In short, obvious problem that needs addressed by proponents: People will piss the money away. We will not allow them to die in the streets. Therefore we will still have these welfare programs, but now be in the hole $1k month (or whatever other amount) not only to needy people, but to Bill Gates as well.

How will this not happen?

Longer thought: The idea makes sense conceptually.

Every person needs food, housing, and health care (to keep it simple). Why have a massive program filled with bureaucrats with a top manager making $500k per year to skim off the top when you could just give the money to people to buy food? Same with housing. Why have another inflated program with more middle managers and coordinators and HR departments and secretaries in air conditioned office buildings to provide poor people with housing? I mean, we are paying the salaries of thousands of people, from which they buy their housing, food, and health care, in order to provide poor people money for housing. Just give poor people money for housing.

Same with health care.

You’ve convinced me on that point, and I agree. The way the government distributes benefits is horribly inefficient, so why not just give people who need it the money and problem solved? And to cut out this bureaucratic monstrosity, let’s not hire people to see who needs it. Everyone gets enough to provide for their basic food, housing, and health insurance. Boom. Done.

I think the first question that should come to anyone’s mind in this exercise is my prior question. What happens if despite handing people money for this, they fail to provide for themselves anyways. If we are going to have “reduced” food stamps or housing or health care, then we have to re-hire those same people above to start parceling out the benefits to those who meet the new criteria whether they are children, need drug addiction treatment, other life issues, etc.

Then we are back to square one only now we have the UBI on top of it. What is the way out of that scenario?

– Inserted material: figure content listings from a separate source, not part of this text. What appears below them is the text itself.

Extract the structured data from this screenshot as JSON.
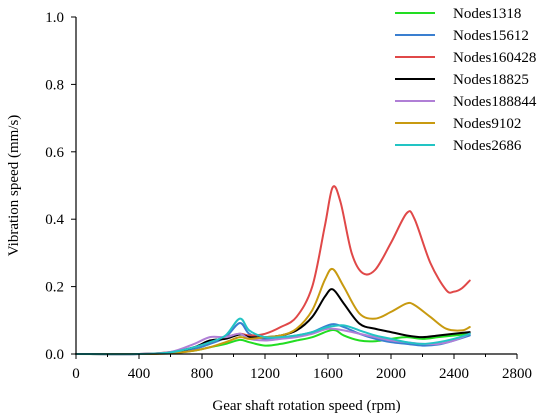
{
  "chart_data": {
    "type": "line",
    "title": "",
    "xlabel": "Gear shaft rotation speed (rpm)",
    "ylabel": "Vibration speed (mm/s)",
    "xlim": [
      0,
      2800
    ],
    "ylim": [
      0,
      1.0
    ],
    "xticks": [
      0,
      400,
      800,
      1200,
      1600,
      2000,
      2400,
      2800
    ],
    "xtick_labels": [
      "0",
      "400",
      "800",
      "1200",
      "1600",
      "2000",
      "2400",
      "2800"
    ],
    "yticks": [
      0,
      0.2,
      0.4,
      0.6,
      0.8,
      1.0
    ],
    "ytick_labels": [
      "0.0",
      "0.2",
      "0.4",
      "0.6",
      "0.8",
      "1.0"
    ],
    "grid": false,
    "legend_position": "top-right",
    "series": [
      {
        "name": "Nodes1318",
        "color": "#22dd22",
        "points": [
          [
            0,
            0
          ],
          [
            400,
            0
          ],
          [
            600,
            0.003
          ],
          [
            750,
            0.01
          ],
          [
            850,
            0.02
          ],
          [
            950,
            0.03
          ],
          [
            1040,
            0.042
          ],
          [
            1100,
            0.035
          ],
          [
            1200,
            0.025
          ],
          [
            1300,
            0.03
          ],
          [
            1400,
            0.04
          ],
          [
            1500,
            0.05
          ],
          [
            1600,
            0.068
          ],
          [
            1650,
            0.07
          ],
          [
            1700,
            0.055
          ],
          [
            1800,
            0.04
          ],
          [
            1900,
            0.038
          ],
          [
            2000,
            0.045
          ],
          [
            2100,
            0.05
          ],
          [
            2200,
            0.045
          ],
          [
            2300,
            0.05
          ],
          [
            2400,
            0.055
          ],
          [
            2500,
            0.06
          ]
        ]
      },
      {
        "name": "Nodes15612",
        "color": "#3a7fd0",
        "points": [
          [
            0,
            0
          ],
          [
            400,
            0
          ],
          [
            600,
            0.005
          ],
          [
            750,
            0.015
          ],
          [
            850,
            0.03
          ],
          [
            950,
            0.05
          ],
          [
            1040,
            0.092
          ],
          [
            1100,
            0.06
          ],
          [
            1200,
            0.045
          ],
          [
            1300,
            0.05
          ],
          [
            1400,
            0.055
          ],
          [
            1500,
            0.065
          ],
          [
            1620,
            0.088
          ],
          [
            1700,
            0.08
          ],
          [
            1800,
            0.06
          ],
          [
            1900,
            0.045
          ],
          [
            2000,
            0.035
          ],
          [
            2100,
            0.03
          ],
          [
            2200,
            0.025
          ],
          [
            2300,
            0.028
          ],
          [
            2400,
            0.04
          ],
          [
            2500,
            0.055
          ]
        ]
      },
      {
        "name": "Nodes160428",
        "color": "#e04848",
        "points": [
          [
            0,
            0
          ],
          [
            400,
            0
          ],
          [
            600,
            0.006
          ],
          [
            750,
            0.02
          ],
          [
            850,
            0.035
          ],
          [
            950,
            0.05
          ],
          [
            1040,
            0.06
          ],
          [
            1100,
            0.055
          ],
          [
            1200,
            0.06
          ],
          [
            1300,
            0.08
          ],
          [
            1400,
            0.11
          ],
          [
            1500,
            0.2
          ],
          [
            1580,
            0.38
          ],
          [
            1630,
            0.495
          ],
          [
            1680,
            0.45
          ],
          [
            1750,
            0.3
          ],
          [
            1820,
            0.24
          ],
          [
            1900,
            0.25
          ],
          [
            2000,
            0.33
          ],
          [
            2100,
            0.418
          ],
          [
            2150,
            0.4
          ],
          [
            2250,
            0.27
          ],
          [
            2350,
            0.19
          ],
          [
            2400,
            0.185
          ],
          [
            2450,
            0.195
          ],
          [
            2500,
            0.218
          ]
        ]
      },
      {
        "name": "Nodes18825",
        "color": "#000000",
        "points": [
          [
            0,
            0
          ],
          [
            400,
            0
          ],
          [
            600,
            0.004
          ],
          [
            750,
            0.02
          ],
          [
            850,
            0.04
          ],
          [
            950,
            0.045
          ],
          [
            1040,
            0.058
          ],
          [
            1100,
            0.05
          ],
          [
            1200,
            0.05
          ],
          [
            1300,
            0.055
          ],
          [
            1400,
            0.07
          ],
          [
            1500,
            0.11
          ],
          [
            1580,
            0.17
          ],
          [
            1630,
            0.192
          ],
          [
            1700,
            0.15
          ],
          [
            1800,
            0.09
          ],
          [
            1900,
            0.075
          ],
          [
            2000,
            0.065
          ],
          [
            2100,
            0.055
          ],
          [
            2200,
            0.05
          ],
          [
            2300,
            0.055
          ],
          [
            2400,
            0.06
          ],
          [
            2500,
            0.065
          ]
        ]
      },
      {
        "name": "Nodes188844",
        "color": "#b07fd6",
        "points": [
          [
            0,
            0
          ],
          [
            400,
            0
          ],
          [
            600,
            0.006
          ],
          [
            750,
            0.03
          ],
          [
            850,
            0.05
          ],
          [
            950,
            0.05
          ],
          [
            1040,
            0.06
          ],
          [
            1100,
            0.045
          ],
          [
            1200,
            0.04
          ],
          [
            1300,
            0.045
          ],
          [
            1400,
            0.05
          ],
          [
            1500,
            0.06
          ],
          [
            1600,
            0.075
          ],
          [
            1700,
            0.07
          ],
          [
            1800,
            0.06
          ],
          [
            1900,
            0.05
          ],
          [
            2000,
            0.04
          ],
          [
            2100,
            0.035
          ],
          [
            2200,
            0.03
          ],
          [
            2300,
            0.03
          ],
          [
            2400,
            0.04
          ],
          [
            2500,
            0.06
          ]
        ]
      },
      {
        "name": "Nodes9102",
        "color": "#c89a10",
        "points": [
          [
            0,
            0
          ],
          [
            400,
            0
          ],
          [
            600,
            0.002
          ],
          [
            750,
            0.01
          ],
          [
            850,
            0.02
          ],
          [
            950,
            0.035
          ],
          [
            1040,
            0.05
          ],
          [
            1100,
            0.045
          ],
          [
            1200,
            0.05
          ],
          [
            1300,
            0.055
          ],
          [
            1400,
            0.075
          ],
          [
            1500,
            0.13
          ],
          [
            1580,
            0.22
          ],
          [
            1630,
            0.252
          ],
          [
            1700,
            0.2
          ],
          [
            1800,
            0.12
          ],
          [
            1900,
            0.105
          ],
          [
            2000,
            0.125
          ],
          [
            2100,
            0.15
          ],
          [
            2150,
            0.145
          ],
          [
            2250,
            0.11
          ],
          [
            2350,
            0.075
          ],
          [
            2450,
            0.07
          ],
          [
            2500,
            0.08
          ]
        ]
      },
      {
        "name": "Nodes2686",
        "color": "#22c4c4",
        "points": [
          [
            0,
            0
          ],
          [
            400,
            0
          ],
          [
            600,
            0.005
          ],
          [
            750,
            0.02
          ],
          [
            850,
            0.035
          ],
          [
            950,
            0.055
          ],
          [
            1040,
            0.105
          ],
          [
            1100,
            0.07
          ],
          [
            1200,
            0.05
          ],
          [
            1300,
            0.05
          ],
          [
            1400,
            0.055
          ],
          [
            1500,
            0.065
          ],
          [
            1600,
            0.08
          ],
          [
            1700,
            0.085
          ],
          [
            1800,
            0.07
          ],
          [
            1900,
            0.055
          ],
          [
            2000,
            0.045
          ],
          [
            2100,
            0.035
          ],
          [
            2200,
            0.03
          ],
          [
            2300,
            0.035
          ],
          [
            2400,
            0.045
          ],
          [
            2500,
            0.06
          ]
        ]
      }
    ]
  }
}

I am in favor of UBI, but have two concerns:

  1. People who fraudulently register multiple identities, or commit some form of fraud, so as to collect multiple UBI checks - now, for sure, the government would be checking for fraud, but you know this is going to happen;

  2. People who purposefully hold the government “hostage” with their lives - say, someone who always deposits his entire monthly UBI check into a 401k (which legally cannot be cashed out until he hits age 59) and then holds out his hands saying, “Hey, I have no money left, you gotta give me some more or else I’ll starve.”

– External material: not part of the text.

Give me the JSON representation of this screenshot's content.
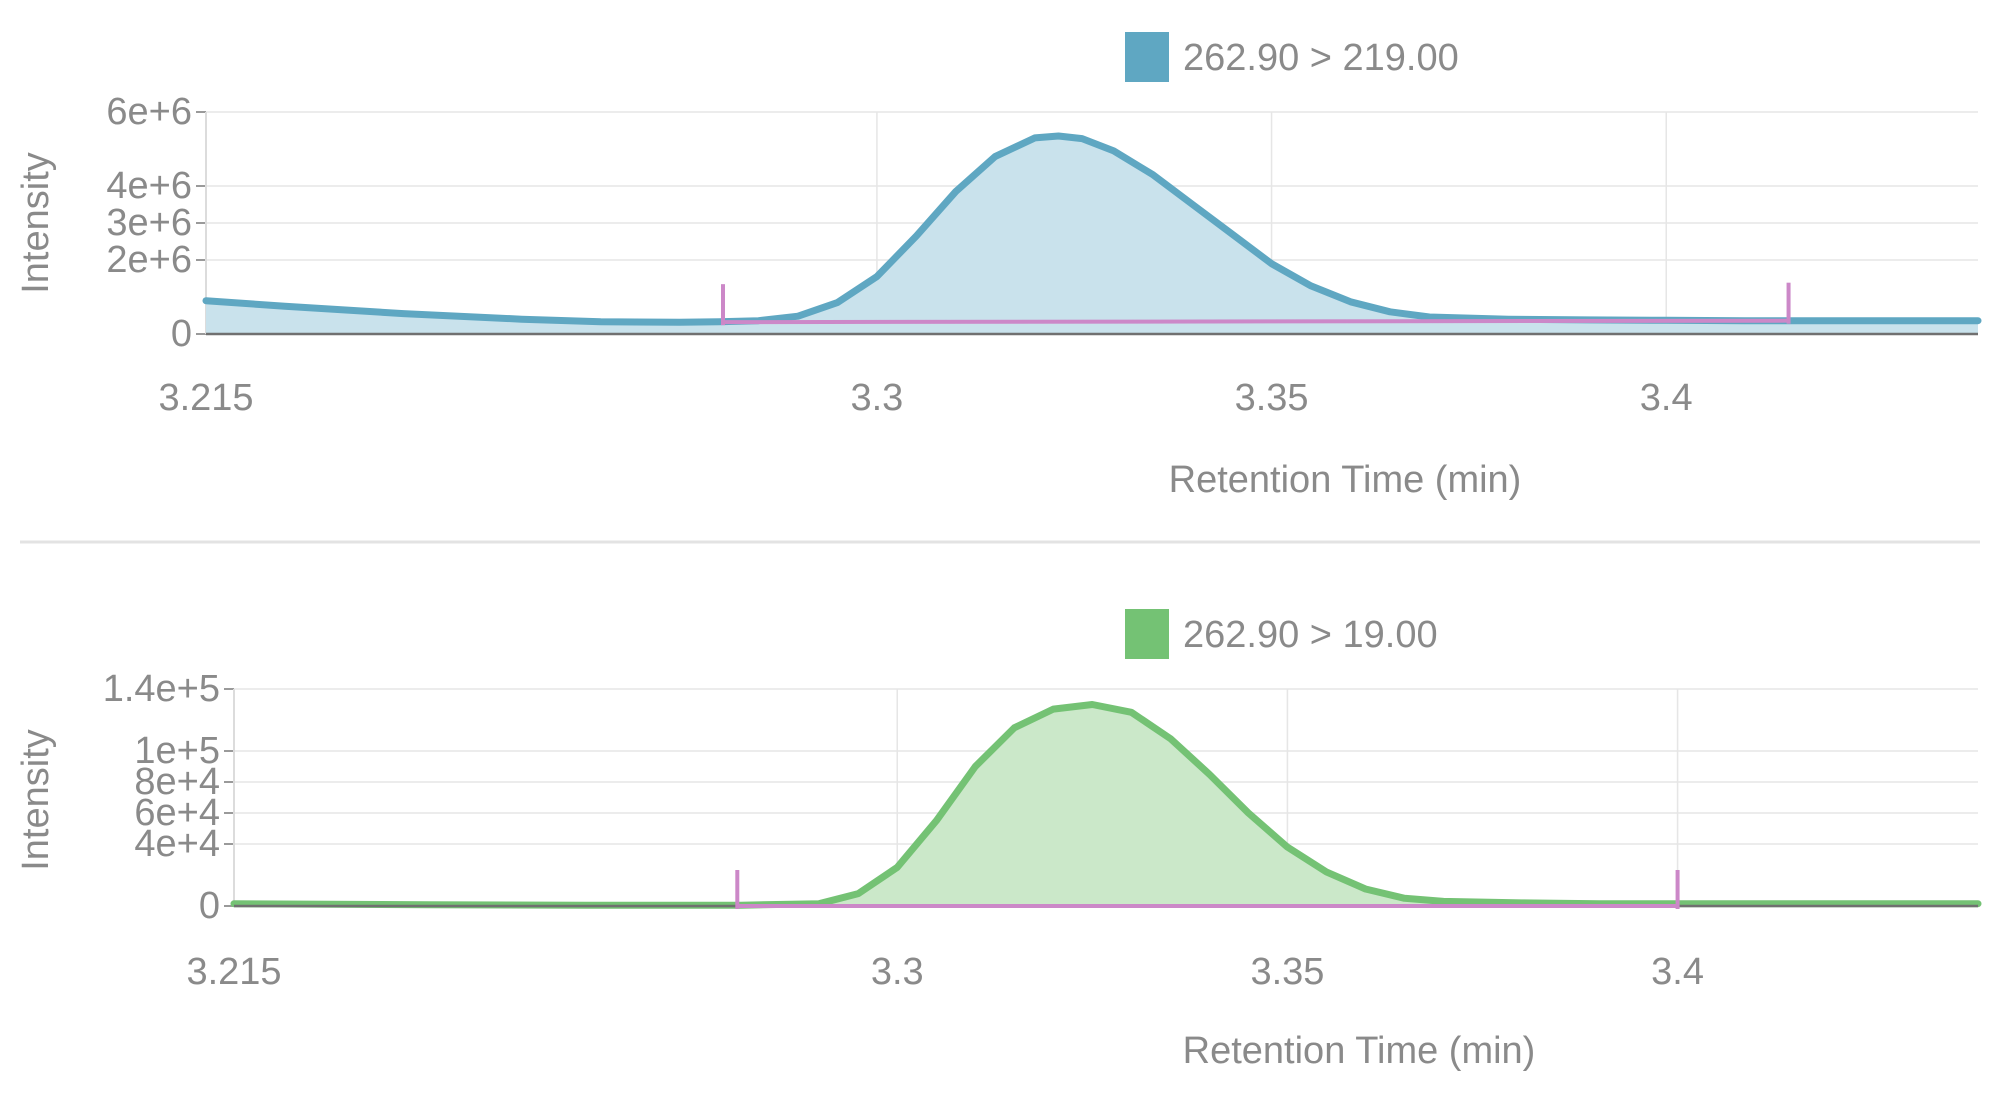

As to people pissing UBI away: either 1. Why not let them? or 2. You also have the same problem with someone with dementia collecting Social Security–you appoint a guardian to handle the money.

As to people committing identity fraud it’s exactly the same problem now and you use the same type methods to combat it. (or even worse now because fraudsters collect benefits from different counties and states).

As to other programs there is a strong case for disability supplements–because there are things they can’t do for themselves. With regard to Social Security, no one wants to increase UBI to match top existing benefits or to substantially cut those highest benefits down to a UBI level. I don’t believe in housing supplements–if you live in a high priced housing area you can either move or cram together with others. Health care should be universal health insurance–not paid for via UBI.